'Devlet açıklamazsa katilleri ben açıklarım'!
Abdullah Cömert’in armutlu mahallesinde katledilmesinin üzerinden aylar geçmesine rağmen halen faillerin ortaya çıkmaması hem ailesini, hem de mahalle halkını tedirgin etmektedir. Mahalle taksim olaylarının başlamasından bu yana tedirginlik içinde yaşamaktadır. Mahalleye gelen eli sopalı sivil kişilerin ise polis olduğunu iddia etmekler. Bu polislerin insanlara özellikle eylem yapan gençlere orantısız güç kullandığının altını çiziyorlar...'Devlet katilleri açıklamaz ise ben açıklarım'!

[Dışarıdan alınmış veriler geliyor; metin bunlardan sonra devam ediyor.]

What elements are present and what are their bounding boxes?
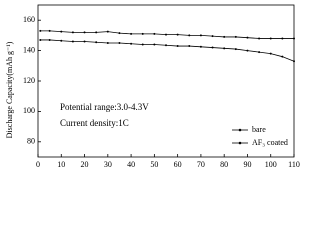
series-line bbox=[40, 39, 295, 62]
x-tick-label: 30 bbox=[104, 160, 112, 169]
data-point bbox=[60, 39, 63, 42]
data-point bbox=[269, 52, 272, 55]
data-point bbox=[165, 44, 167, 47]
data-point bbox=[48, 29, 51, 32]
data-point bbox=[83, 40, 86, 43]
x-tick-label: 10 bbox=[57, 160, 65, 169]
data-point bbox=[141, 32, 144, 35]
data-point bbox=[118, 42, 121, 44]
data-point bbox=[188, 34, 191, 37]
legend-marker bbox=[238, 141, 242, 145]
y-tick-label: 140 bbox=[23, 45, 35, 54]
legend-label: AF₃ coated bbox=[252, 138, 288, 147]
x-tick-label: 90 bbox=[243, 160, 251, 169]
data-point bbox=[199, 45, 202, 48]
y-axis-label: Discharge Capacity(mAh g⁻¹) bbox=[5, 41, 14, 138]
data-point bbox=[246, 49, 249, 52]
data-point bbox=[234, 48, 237, 51]
x-tick-label: 100 bbox=[265, 160, 277, 169]
x-tick-label: 70 bbox=[197, 160, 205, 169]
y-tick-label: 160 bbox=[23, 15, 35, 24]
data-point bbox=[106, 42, 109, 44]
y-tick-label: 120 bbox=[23, 76, 35, 85]
x-tick-label: 60 bbox=[174, 160, 182, 169]
data-point bbox=[176, 33, 179, 36]
series-line bbox=[40, 30, 294, 39]
legend-marker bbox=[238, 128, 242, 132]
x-tick-label: 80 bbox=[220, 160, 228, 169]
data-point bbox=[95, 31, 98, 34]
data-point bbox=[293, 60, 295, 63]
data-point bbox=[165, 33, 167, 36]
data-point bbox=[293, 37, 295, 40]
data-point bbox=[71, 40, 74, 43]
x-tick-label: 110 bbox=[288, 160, 300, 169]
data-point bbox=[48, 38, 51, 41]
plot-frame bbox=[37, 4, 295, 158]
data-point bbox=[269, 37, 272, 40]
data-point bbox=[141, 43, 144, 46]
x-tick-label: 20 bbox=[81, 160, 89, 169]
chart: Discharge Capacity(mAh g⁻¹) Potential ra… bbox=[5, 4, 300, 169]
data-point bbox=[130, 42, 133, 45]
y-tick-label: 80 bbox=[27, 137, 35, 146]
data-point bbox=[223, 47, 226, 50]
data-point bbox=[176, 45, 179, 48]
x-tick-label: 0 bbox=[36, 160, 40, 169]
data-point bbox=[199, 34, 202, 37]
data-point bbox=[211, 46, 214, 49]
data-point bbox=[118, 32, 121, 35]
x-tick-label: 50 bbox=[150, 160, 158, 169]
data-point bbox=[95, 41, 98, 44]
data-point bbox=[130, 32, 133, 35]
data-point bbox=[211, 35, 214, 38]
data-point bbox=[246, 36, 249, 39]
data-point bbox=[39, 29, 42, 32]
data-point bbox=[60, 30, 63, 33]
x-tick-label: 40 bbox=[127, 160, 135, 169]
data-point bbox=[281, 55, 284, 58]
data-point bbox=[153, 32, 156, 35]
annotation: Potential range:3.0-4.3V bbox=[60, 102, 149, 112]
legend-label: bare bbox=[252, 125, 266, 134]
data-point bbox=[153, 43, 156, 46]
data-point bbox=[234, 35, 237, 38]
data-point bbox=[39, 38, 42, 41]
data-point bbox=[83, 31, 86, 34]
data-point bbox=[71, 31, 74, 34]
data-point bbox=[223, 35, 226, 38]
data-point bbox=[258, 51, 261, 54]
annotation: Current density:1C bbox=[60, 118, 129, 128]
data-point bbox=[106, 30, 109, 33]
data-point bbox=[281, 37, 284, 40]
data-point bbox=[258, 37, 261, 40]
data-point bbox=[188, 45, 191, 48]
y-tick-label: 100 bbox=[23, 106, 35, 115]
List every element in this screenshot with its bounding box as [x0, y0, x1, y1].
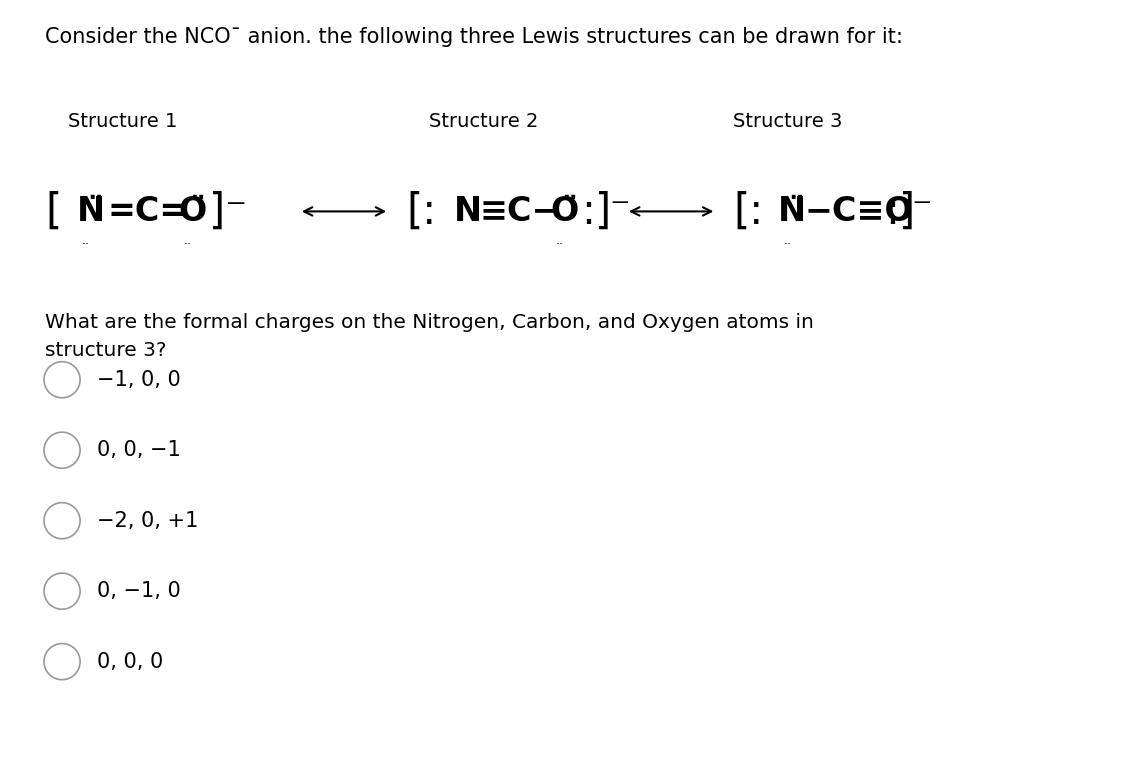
Text: −C≡O: −C≡O: [804, 195, 913, 228]
Text: N̈: N̈: [778, 195, 807, 228]
Text: 0, −1, 0: 0, −1, 0: [97, 581, 180, 601]
Text: ..: ..: [81, 234, 90, 247]
Text: ≡C−: ≡C−: [479, 195, 559, 228]
Text: ⁻: ⁻: [911, 193, 932, 230]
Text: −1, 0, 0: −1, 0, 0: [97, 370, 180, 390]
Text: N̈: N̈: [77, 195, 105, 228]
Text: ..: ..: [183, 234, 192, 247]
Text: ]⁻: ]⁻: [209, 190, 247, 233]
Text: N: N: [453, 195, 482, 228]
Text: Structure 3: Structure 3: [733, 112, 843, 131]
Text: ⁻: ⁻: [609, 193, 629, 230]
Text: What are the formal charges on the Nitrogen, Carbon, and Oxygen atoms in
structu: What are the formal charges on the Nitro…: [45, 313, 814, 360]
Text: [:: [:: [406, 190, 437, 233]
Text: Ö: Ö: [178, 195, 206, 228]
Text: ..: ..: [555, 234, 564, 247]
Text: 0, 0, 0: 0, 0, 0: [97, 651, 164, 672]
Text: =C=: =C=: [107, 195, 187, 228]
Text: Structure 2: Structure 2: [429, 112, 538, 131]
Text: [: [: [45, 190, 61, 233]
Text: ..: ..: [783, 234, 792, 247]
Text: Ö: Ö: [550, 195, 579, 228]
Text: −2, 0, +1: −2, 0, +1: [97, 511, 199, 531]
Text: :]: :]: [581, 190, 611, 233]
Text: [:: [:: [733, 190, 764, 233]
Text: Structure 1: Structure 1: [68, 112, 177, 131]
Text: :]: :]: [885, 190, 916, 233]
Text: Consider the NCO¯ anion. the following three Lewis structures can be drawn for i: Consider the NCO¯ anion. the following t…: [45, 27, 904, 48]
Text: 0, 0, −1: 0, 0, −1: [97, 440, 180, 460]
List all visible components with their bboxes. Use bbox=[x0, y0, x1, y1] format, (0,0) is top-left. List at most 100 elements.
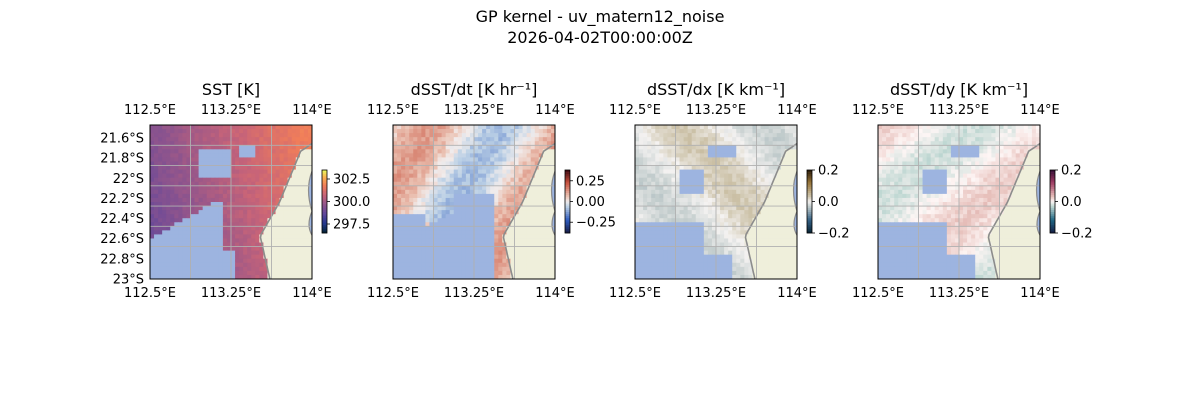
heatmap-cell bbox=[740, 137, 745, 142]
heatmap-cell bbox=[150, 157, 155, 162]
coastline bbox=[744, 142, 798, 280]
heatmap-cell bbox=[259, 250, 264, 256]
heatmap-cell bbox=[441, 165, 447, 170]
heatmap-cell bbox=[429, 141, 434, 146]
heatmap-cell bbox=[651, 189, 656, 195]
heatmap-cell bbox=[655, 202, 660, 207]
heatmap-cell bbox=[154, 193, 159, 199]
heatmap-cell bbox=[711, 242, 717, 247]
heatmap-cell bbox=[214, 238, 220, 243]
heatmap-cell bbox=[703, 242, 709, 247]
heatmap-cell bbox=[210, 218, 216, 223]
heatmap-cell bbox=[514, 173, 519, 179]
heatmap-cell bbox=[740, 141, 745, 146]
heatmap-cell bbox=[748, 153, 753, 158]
heatmap-cell bbox=[792, 165, 798, 170]
heatmap-cell bbox=[538, 137, 544, 142]
heatmap-cell bbox=[170, 238, 175, 243]
heatmap-cell bbox=[494, 222, 499, 227]
heatmap-cell bbox=[457, 250, 463, 256]
heatmap-cell bbox=[437, 125, 442, 130]
heatmap-cell bbox=[756, 197, 761, 203]
heatmap-cell bbox=[683, 206, 689, 211]
heatmap-cell bbox=[429, 125, 434, 130]
heatmap-cell bbox=[776, 169, 782, 175]
heatmap-cell bbox=[287, 254, 293, 260]
heatmap-cell bbox=[494, 141, 499, 146]
heatmap-cell bbox=[938, 149, 944, 154]
heatmap-cell bbox=[150, 214, 155, 219]
heatmap-cell bbox=[490, 177, 495, 183]
heatmap-cell bbox=[461, 226, 467, 231]
heatmap-cell bbox=[724, 173, 729, 179]
heatmap-cell bbox=[235, 161, 240, 166]
heatmap-cell bbox=[194, 254, 199, 260]
heatmap-cell bbox=[263, 193, 268, 199]
heatmap-cell bbox=[206, 218, 212, 223]
heatmap-cell bbox=[478, 226, 483, 231]
heatmap-cell bbox=[995, 149, 1000, 154]
heatmap-cell bbox=[417, 222, 422, 227]
heatmap-cell bbox=[792, 157, 798, 162]
heatmap-cell bbox=[449, 222, 455, 227]
heatmap-cell bbox=[263, 266, 268, 272]
heatmap-cell bbox=[498, 210, 503, 215]
heatmap-cell bbox=[494, 242, 499, 247]
heatmap-cell bbox=[421, 222, 426, 227]
heatmap-cell bbox=[995, 141, 1000, 146]
heatmap-cell bbox=[732, 222, 737, 227]
heatmap-cell bbox=[1011, 145, 1017, 150]
heatmap-cell bbox=[538, 210, 544, 215]
top-lon-tick-label: 113.25°E bbox=[686, 103, 746, 118]
heatmap-cell bbox=[671, 206, 676, 211]
heatmap-cell bbox=[263, 202, 268, 207]
heatmap-cell bbox=[732, 145, 737, 150]
heatmap-cell bbox=[226, 129, 232, 134]
heatmap-cell bbox=[445, 145, 451, 150]
heatmap-cell bbox=[639, 258, 644, 264]
heatmap-cell bbox=[699, 137, 705, 142]
heatmap-cell bbox=[736, 125, 741, 130]
heatmap-cell bbox=[788, 270, 794, 276]
heatmap-cell bbox=[433, 169, 438, 175]
heatmap-cell bbox=[482, 197, 487, 203]
colorbar-swatch bbox=[807, 207, 812, 211]
heatmap-cell bbox=[243, 202, 248, 207]
heatmap-cell bbox=[760, 149, 765, 154]
heatmap-cell bbox=[490, 149, 495, 154]
heatmap-cell bbox=[550, 266, 556, 272]
heatmap-cell bbox=[413, 238, 418, 243]
heatmap-cell bbox=[478, 270, 483, 276]
heatmap-cell bbox=[740, 169, 745, 175]
heatmap-cell bbox=[239, 214, 244, 219]
heatmap-cell bbox=[711, 206, 717, 211]
heatmap-cell bbox=[299, 230, 305, 235]
heatmap-cell bbox=[510, 197, 515, 203]
heatmap-cell bbox=[748, 262, 753, 268]
heatmap-cell bbox=[663, 145, 668, 150]
heatmap-cell bbox=[154, 238, 159, 243]
heatmap-cell bbox=[792, 145, 798, 150]
heatmap-cell bbox=[675, 254, 680, 260]
heatmap-cell bbox=[445, 177, 451, 183]
heatmap-cell bbox=[413, 230, 418, 235]
heatmap-cell bbox=[231, 193, 236, 199]
heatmap-cell bbox=[930, 133, 936, 138]
heatmap-cell bbox=[255, 258, 260, 264]
heatmap-cell bbox=[518, 230, 523, 235]
heatmap-cell bbox=[425, 246, 430, 252]
heatmap-cell bbox=[166, 181, 171, 187]
heatmap-cell bbox=[522, 181, 528, 187]
heatmap-cell bbox=[222, 197, 228, 203]
map-frame bbox=[149, 124, 313, 280]
heatmap-cell bbox=[433, 125, 438, 130]
heatmap-cell bbox=[198, 133, 204, 138]
heatmap-cell bbox=[506, 202, 511, 207]
heatmap-cell bbox=[425, 214, 430, 219]
heatmap-cell bbox=[635, 129, 640, 134]
heatmap-cell bbox=[222, 169, 228, 175]
heatmap-cell bbox=[413, 222, 418, 227]
heatmap-cell bbox=[263, 145, 268, 150]
heatmap-cell bbox=[760, 177, 765, 183]
heatmap-cell bbox=[518, 157, 523, 162]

Abdullah Cömert’in abisi Zafer Cömert ile Taksim olayları, Abdullah Cömert’in vurulması, Suriye sorunu ve eylemlerin nereye gittiğini konuştuk.
Zafer Cömert ve ailesi her gün Abdullah Cömert’in vurulduğu yere gidip, çiçekleri suluyor ve dua ediyorlar. Yine Zafer Cömertler taksim direnişi eylemlerinde en önde yerlerini alıyorlar. Abdullah Cömert’in annesi Hatice Cömert ise “Abdullah öldü başkası ölmesin” temennisinde bulunuyor.
Abdullah Cömert’in evinde Atatürk resmi ve Türk bayrağı her zaman asılı durmaktadır. Cömert’in şehit düşmesinden bu yana televizyon açılmamış.
Duvarda ise Abdullah Cömert, Ethem Sarısülük, Ali İsmail Korkmaz ve diğer şehitlerin resimleri yan, yana duruyorlar. Yine Abdullah Cömert’in vurulduğu sokağa adı verilmiş. Armutla mahallesi duvarına büyük boy Abdullah Cömret’in resmi yapılmıştır. Cömert’in vurulduğu yerde mumlarlar arkadaşları tarafından her gün yakılıyor. Sokak her gün yüzlerce insan tarafından ziyaret edilmektedir.
'DEVLET BİZİM YASAL HAKLARIMIZI ÇİĞNEMİŞTİR'
CÖMERT:Burada 48 gündür bir direniş yaşanmaktadır. Abdullah Cömert başta olmak üzeri gezi şehitleri hükümet aleyhtarı gösteriler sürmektedir. Bu konuda düşünceleriniz nelerdir?
Bu gezi olayları neden başladı, 48 gündür neden devam ediyor? Bu protestolar daha ne kadar devam edecek, sürekli sorduğumuz sorular ve ben kendi nacizane düşüncelerimi şöyle açıklamak istiyorum; Kimsenin değinmediği ve konuşmadığı bir konuyu söylemek istiyorum. Toplum ve devlet arasında bir anlaşma vardır. Bu anlaşmaya anayasa denir. Biz hepimiz bunun içinde ne yazıldığını biliyoruz. Burada halkın ve devletin ödevleri yazılmıştır. Halk olarak bizim ödevimiz, vergi vermek, askerlik yapmak, biz bu ödevleri yerine getiririz.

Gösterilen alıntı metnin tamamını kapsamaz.